Перман, справившийся наконец с узлом, заметил:
— Что толку будет от нашего возвращения? Лишними рабами кизылбашей только порадуем. Надо быстрее в аул возвращаться и, если он еще не вернулся, сообща думать, как его выручить.
— Что же ты предлагаешь? — спросил Тархан.
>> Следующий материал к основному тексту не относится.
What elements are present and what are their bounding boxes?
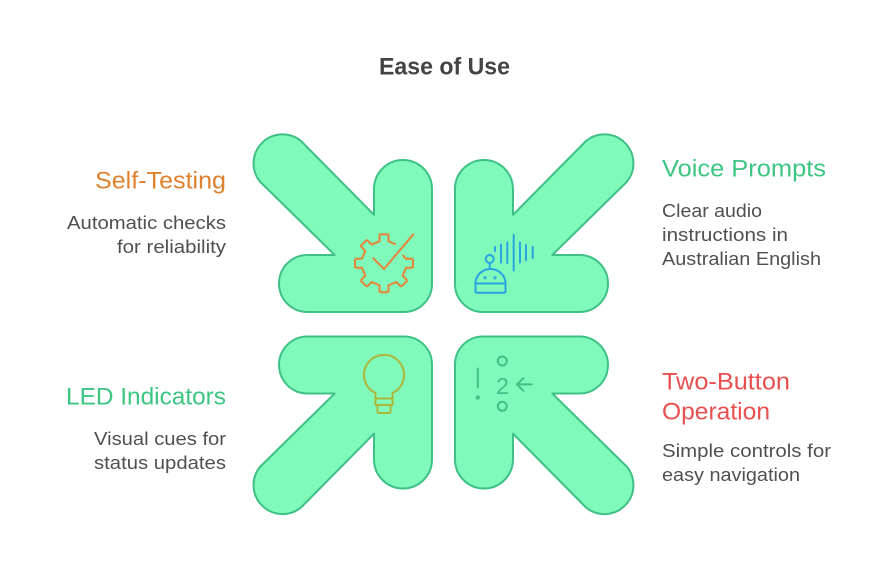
description: two-button operation: Simple controls for (662, 441, 831, 461)
title: Ease of Use (379, 54, 510, 80)
description: self-testing: Automatic checks (67, 213, 226, 233)
description: voice prompts (662, 201, 821, 269)
description: voice prompts: instructions in (662, 225, 788, 245)
description: self-testing: for reliability (117, 237, 226, 257)
arrow: pointing top-right (254, 336, 432, 514)
panel: self-testing (67, 134, 432, 312)
description: self-testing (67, 213, 226, 257)
description: voice prompts: Australian English (662, 249, 821, 269)
arrow: pointing bottom-left (455, 134, 633, 312)
icon: gear with check mark (355, 234, 413, 292)
icon: exclamation, digit two, circles and arrow (476, 356, 532, 411)
description: LED indicators: status updates (94, 453, 226, 473)
panel: two-button operation (455, 336, 831, 514)
description: two-button operation: easy navigation (662, 465, 800, 485)
description: two-button operation (662, 441, 831, 485)
heading: Two-Button Operation: Two-Button (662, 368, 790, 396)
icon: exclamation, digit two, circles and arrow: 2 (496, 373, 509, 399)
description: LED indicators: Visual cues for (94, 429, 226, 449)
panel: LED indicators (66, 336, 432, 514)
description: LED indicators (94, 429, 226, 473)
icon: robot with sound waves (476, 235, 533, 293)
panel: voice prompts (455, 134, 826, 312)
arrow: pointing bottom-right (254, 134, 432, 312)
heading: Two-Button Operation (662, 368, 790, 426)
icon: light bulb (364, 355, 404, 413)
heading: Two-Button Operation: Operation (662, 398, 770, 426)
description: voice prompts: Clear audio (662, 201, 762, 221)
heading: Voice Prompts: Voice Prompts (662, 156, 826, 182)
arrow: pointing top-left (455, 336, 633, 514)
heading: Self-Testing: Self-Testing (95, 168, 226, 194)
heading: LED Indicators: LED Indicators (66, 384, 226, 410)
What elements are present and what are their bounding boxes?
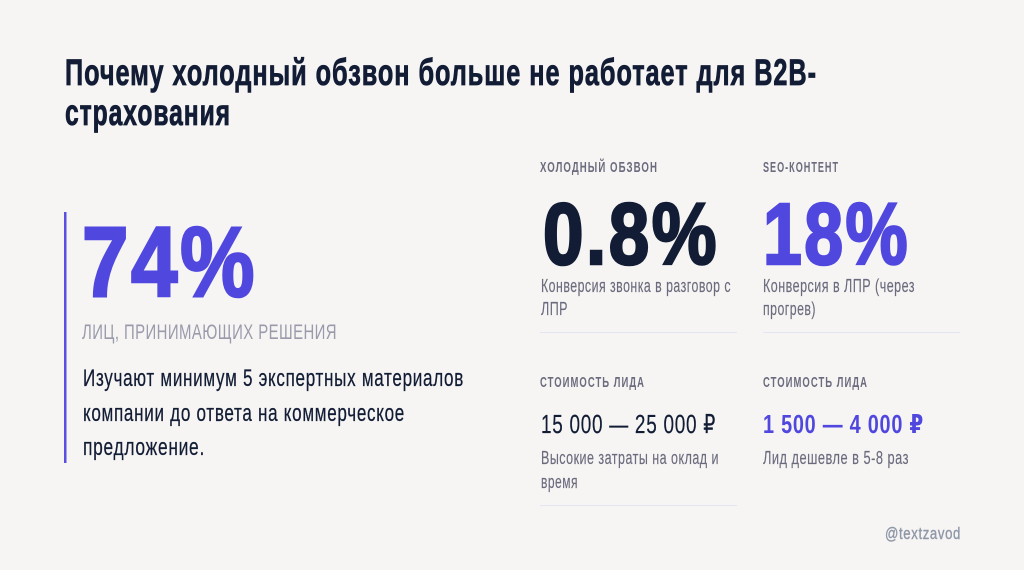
title: страхования xyxy=(65,92,231,133)
label: СТОИМОСТЬ ЛИДА xyxy=(540,375,645,391)
description xyxy=(83,365,464,461)
description xyxy=(541,448,719,492)
panel: cold call lead cost xyxy=(540,375,737,506)
price range: 15 000 — 25 000 ₽ xyxy=(541,409,716,439)
label: СТОИМОСТЬ ЛИДА xyxy=(763,375,868,391)
panel: key statistic xyxy=(64,206,464,463)
description xyxy=(763,276,915,319)
description: компании до ответа на коммерческое xyxy=(83,400,405,427)
label: SEO-КОНТЕНТ xyxy=(763,160,839,176)
watermark: @textzavod xyxy=(885,524,961,543)
description: время xyxy=(541,472,578,492)
description: предложение. xyxy=(83,434,205,461)
panel: cold call conversion xyxy=(540,158,737,333)
description: Конверсия в ЛПР (через xyxy=(763,276,915,296)
label: ХОЛОДНЫЙ ОБЗВОН xyxy=(540,158,658,176)
panel: SEO lead cost xyxy=(763,375,924,468)
description: Высокие затраты на оклад и xyxy=(541,448,719,468)
title xyxy=(65,52,817,133)
description xyxy=(541,276,731,319)
accent bar xyxy=(64,212,66,463)
description: ЛПР xyxy=(541,299,568,319)
price range: 1 500 — 4 000 ₽ xyxy=(763,409,924,439)
subtitle: ЛИЦ, ПРИНИМАЮЩИХ РЕШЕНИЯ xyxy=(82,321,337,344)
description: Лид дешевле в 5-8 раз xyxy=(763,448,909,468)
description: Изучают минимум 5 экспертных материалов xyxy=(83,365,464,392)
big number 74%: 74% xyxy=(82,206,257,317)
big number 18%: 18% xyxy=(763,186,910,283)
panel: SEO content conversion xyxy=(763,160,960,333)
description: Конверсия звонка в разговор с xyxy=(541,276,731,296)
description: прогрев) xyxy=(763,299,816,319)
big number 0.8%: 0.8% xyxy=(543,186,719,283)
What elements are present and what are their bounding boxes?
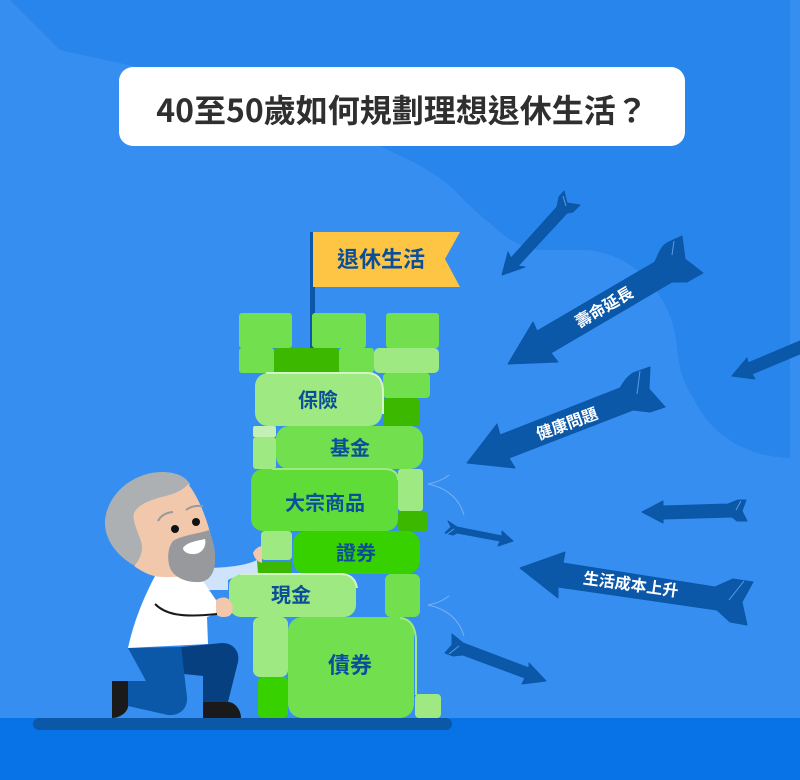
arm line [155, 604, 217, 616]
block: 大宗商品: 大宗商品 [285, 487, 365, 516]
beard [168, 530, 215, 582]
front hand [216, 597, 233, 617]
arrow: right middle [642, 500, 747, 523]
block: 證券 [293, 531, 420, 574]
arrow: 壽命延長: 壽命延長 [570, 279, 637, 333]
block: 證券: 證券 [336, 537, 376, 566]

— Поесть, попить чаю и трогаться в путь.
— А больше никто сюда не придет?
— Сегодня, друг мой, каждый сам ищет свою дорогу. Не припомню случая, чтобы нас так крепко расколотили кизылбаши! Что-то здесь не то. Ягмур-ага говорит, что прошлую пятницу к Шатырбеку приезжал Абдулмеджит-хан со своими нукерами. До самого вечера барабаны били, музыка играла. Ясно, что не заблудился хан.
— Верно, сынок, — подтвердил Ягмур. — Шатырбек имеет за спиной какую-то поддержку. Совру, если скажу, что видел регулярное войско, но Абдулмеджит-хана своими глазами видел — он целый день просидел с Шатырбеком. Его нукеры пировали и пили вино. И еще одного видел — начальника сарбазов Селим-хана. По-моему, он покинул крепость не вместе с Абдулмеджит-ханом и где-то неподалеку были его сарбазы…
Он склонился к костру.
Раскладывая на дастархане лепешки, Перман спросил, понизив голос:
— Ты один, Тархан?
— Нет, — шепотом ответил Тархан.
— Кто?
— Пойдем со мной… Пока Ягмур-ага чай готовит, я тебе покажу кое-что!
— Не шепчитесь, ребятки! — добродушно сказал Ягмур. — Ступайте по своим секретным делам, только к чаю не опаздывайте!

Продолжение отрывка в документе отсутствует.